初任務
「それではこちらが冒険者のライセンス証となります」
ギルド員のビアンカがライセンス証の金属製のカードを手渡すと、
「じいちゃん! 見てこれ!」
「よかったのう。これで冒険者じゃ」
冒険者になる事自体に年齢制限はない。上も下も。
たまに過保護な親が子供可愛さに冒険者登録をさせにくる事はある。
ただ実際に依頼をこなせるか。依頼を受けられるかは別だ。
ギルド員のビアンカは老人とおそらくその孫であろう二人のやり取りを微笑ましく見ていたが、孫の子ができるのは精々、薬草の採取ぐらいだと見ていた。
「じいちゃん、なんの依頼受けようか?」
「どれ、うん? 魔物討伐は簡単なものばかりじゃのう? うん、ここにあるものならどれでもいいぞ。お前一人でも大丈夫だろう。」
聞き耳をたてていた訳ではないのだが、他の冒険者がほとんどいない今、老人と子供の会話は嫌でも耳に入ってくる。
これはじいさんも世間知らずなのかもしれない。
今、依頼ボードに張られている魔物討伐系の依頼は最低でもD、高いものだとBランクのものもある。

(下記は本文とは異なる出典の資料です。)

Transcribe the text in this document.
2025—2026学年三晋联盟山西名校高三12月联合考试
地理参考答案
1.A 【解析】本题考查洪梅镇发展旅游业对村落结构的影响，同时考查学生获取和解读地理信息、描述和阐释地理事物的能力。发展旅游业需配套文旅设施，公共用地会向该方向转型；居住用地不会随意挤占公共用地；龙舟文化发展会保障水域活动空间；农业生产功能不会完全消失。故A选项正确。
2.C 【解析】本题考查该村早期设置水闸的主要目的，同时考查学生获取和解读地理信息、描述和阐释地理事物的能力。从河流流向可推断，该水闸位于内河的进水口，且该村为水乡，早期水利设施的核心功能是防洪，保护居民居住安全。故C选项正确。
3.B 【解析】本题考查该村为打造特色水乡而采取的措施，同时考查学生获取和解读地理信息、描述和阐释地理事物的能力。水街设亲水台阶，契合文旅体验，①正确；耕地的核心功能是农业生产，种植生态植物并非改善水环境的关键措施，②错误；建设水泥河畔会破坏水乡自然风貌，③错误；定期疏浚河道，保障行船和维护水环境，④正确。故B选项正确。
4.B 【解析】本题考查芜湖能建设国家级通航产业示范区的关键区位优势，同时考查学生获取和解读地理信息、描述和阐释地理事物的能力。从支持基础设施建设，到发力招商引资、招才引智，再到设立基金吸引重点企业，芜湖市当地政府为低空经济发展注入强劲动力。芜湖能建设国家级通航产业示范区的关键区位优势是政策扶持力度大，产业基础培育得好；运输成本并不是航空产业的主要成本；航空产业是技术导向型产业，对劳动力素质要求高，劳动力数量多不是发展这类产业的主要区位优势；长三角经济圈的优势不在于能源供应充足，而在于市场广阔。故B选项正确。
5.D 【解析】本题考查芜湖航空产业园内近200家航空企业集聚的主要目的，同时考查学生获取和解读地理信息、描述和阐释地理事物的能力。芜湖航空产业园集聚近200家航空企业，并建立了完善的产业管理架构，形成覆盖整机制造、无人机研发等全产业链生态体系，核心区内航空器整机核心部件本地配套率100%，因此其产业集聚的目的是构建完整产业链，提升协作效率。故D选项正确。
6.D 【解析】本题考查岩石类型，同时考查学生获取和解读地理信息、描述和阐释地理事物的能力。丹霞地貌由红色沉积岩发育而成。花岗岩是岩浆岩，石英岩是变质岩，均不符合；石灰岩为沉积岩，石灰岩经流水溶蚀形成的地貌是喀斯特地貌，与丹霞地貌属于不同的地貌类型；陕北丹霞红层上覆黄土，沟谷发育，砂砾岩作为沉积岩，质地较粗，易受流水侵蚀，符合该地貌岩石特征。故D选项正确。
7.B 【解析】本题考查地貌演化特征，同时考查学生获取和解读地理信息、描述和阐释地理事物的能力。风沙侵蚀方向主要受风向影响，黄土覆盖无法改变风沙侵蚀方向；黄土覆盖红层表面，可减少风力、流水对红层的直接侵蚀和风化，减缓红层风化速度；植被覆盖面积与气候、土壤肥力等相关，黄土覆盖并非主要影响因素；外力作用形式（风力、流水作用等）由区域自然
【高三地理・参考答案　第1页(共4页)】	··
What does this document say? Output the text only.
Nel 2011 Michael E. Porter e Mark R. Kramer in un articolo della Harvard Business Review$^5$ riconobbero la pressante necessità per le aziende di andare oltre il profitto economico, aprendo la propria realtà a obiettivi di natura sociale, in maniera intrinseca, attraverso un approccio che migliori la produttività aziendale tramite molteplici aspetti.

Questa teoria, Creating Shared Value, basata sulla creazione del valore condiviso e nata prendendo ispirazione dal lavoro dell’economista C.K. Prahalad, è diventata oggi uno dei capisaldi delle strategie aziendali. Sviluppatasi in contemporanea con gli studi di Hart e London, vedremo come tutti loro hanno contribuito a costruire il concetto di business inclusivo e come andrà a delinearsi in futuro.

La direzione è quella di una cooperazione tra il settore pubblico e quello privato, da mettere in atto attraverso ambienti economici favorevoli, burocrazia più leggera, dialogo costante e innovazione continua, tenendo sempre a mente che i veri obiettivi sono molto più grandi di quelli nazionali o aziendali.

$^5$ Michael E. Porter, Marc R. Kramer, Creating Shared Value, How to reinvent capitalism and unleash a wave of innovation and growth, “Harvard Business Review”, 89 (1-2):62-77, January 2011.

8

冒険者の初心者、しかも子供が受けるなど自殺行為だ。釘を刺しておく必要がある。
「どうやって依頼受けるの?」
「そうじゃのう、ギルド員さんにちょっと聞いてみるかのう」
よし、来る!釘を刺しておこう。
「すいません」
「何でしょう?」
「依頼ってどうやって受けられるんですか?」
「はい、そちらの依頼用紙に受託条件というのがあると思います。それが無制限のものもあれば、冒険者ランクが制限されているものもあります」
子供が依頼ボードに依頼用紙を確認しに行く。
「じいちゃん、魔物系の討伐はほとんど依頼条件なしになってるみたい!」
「おお、そうか。それじゃ受けられるのう。何か受託の手続きはあるんですかのう。」
「いえ、受託条件がない物は特にありません。ですが、失礼ですが冒険者の経験は?」
「あの子はもちろんない。わしは随分と昔(2000年ぐらい前)に少しやっと事があるくらいかのう」
おじいさんはもう歳だし、多分冒険者稼業の厳しさを忘れてしまっているのだろうか。
「魔物の討伐系はほとんどがCランクになります。冒険者になりたてのFランク。しかも子供が受けるのは自殺行為ですよ」
「おお、そうですかいのう。うーん、それじゃあ念の為、わしがついていきますわ」
「くれぐれも無理をしないようにお願いしますね」
おそらく彼らは魔物の討伐どころか、討伐依頼対象の魔物には到達できずにそこまでで遭遇するであろう、低レベルの魔物にも苦戦して今日は戻ってくるであろう。
新米冒険者が息巻いて出発して、低ランクの魔物にボコボコにやられるっというのは冒険者ギルドで受付員をしているとテンプレ展開でもあった。
善良そうな老人と子供であったため、願わくば、大きな怪我をせずに帰ってきて欲しいと願うばかりであった。
ドーーーーン!
イネスはCランクの一角兎アルミラージを一撃で仕留める。
「よし、これで………何匹目だったかな? もう狩った魔物の数、分からなくなっちゃった」
「ほっほっほ。順調だのう。その調子だイネス」
そこに「グワァーー」と声をたててゴブリンが数匹現れた。
相手は老人と子供だ。勝てると踏んだのだろう。
「うーん、また低ランクの魔物かあ。こいつらは討伐しても一銭にもならんからのう」
「じいちゃん、やっつけとくよ」
「いや、ちょっと待てよ。ちょっと久しぶりに(スキル)【咆哮】をやってみるかのう」
【咆哮】は自身より低ランクの魔物や対象を怯ませる事ができる雄叫びだった。
ただ八竜ブリストルより低ランクというと………
「グオォォォォォォォ!!」
ブリストルは【咆哮】を放った。
すると近くにいたゴブリンは一目散に逃げ出していく。
「へーじいちゃんすごい!………ってあれ? じいちゃんこれ周辺の魔物全部逃げ出してない?」
「………うーん、ちょっとやり過ぎてしまったみたいだのう」
「えーじいちゃん、じゃあ今日はもう魔物討伐できないじゃん」
「すまんのう。じゃあ今日はもう帰るかのう」
こうしてブリストルとイネスが呑気にやりとりをしている間に街では大変な騒ぎになっていた事は彼らは知る由もない。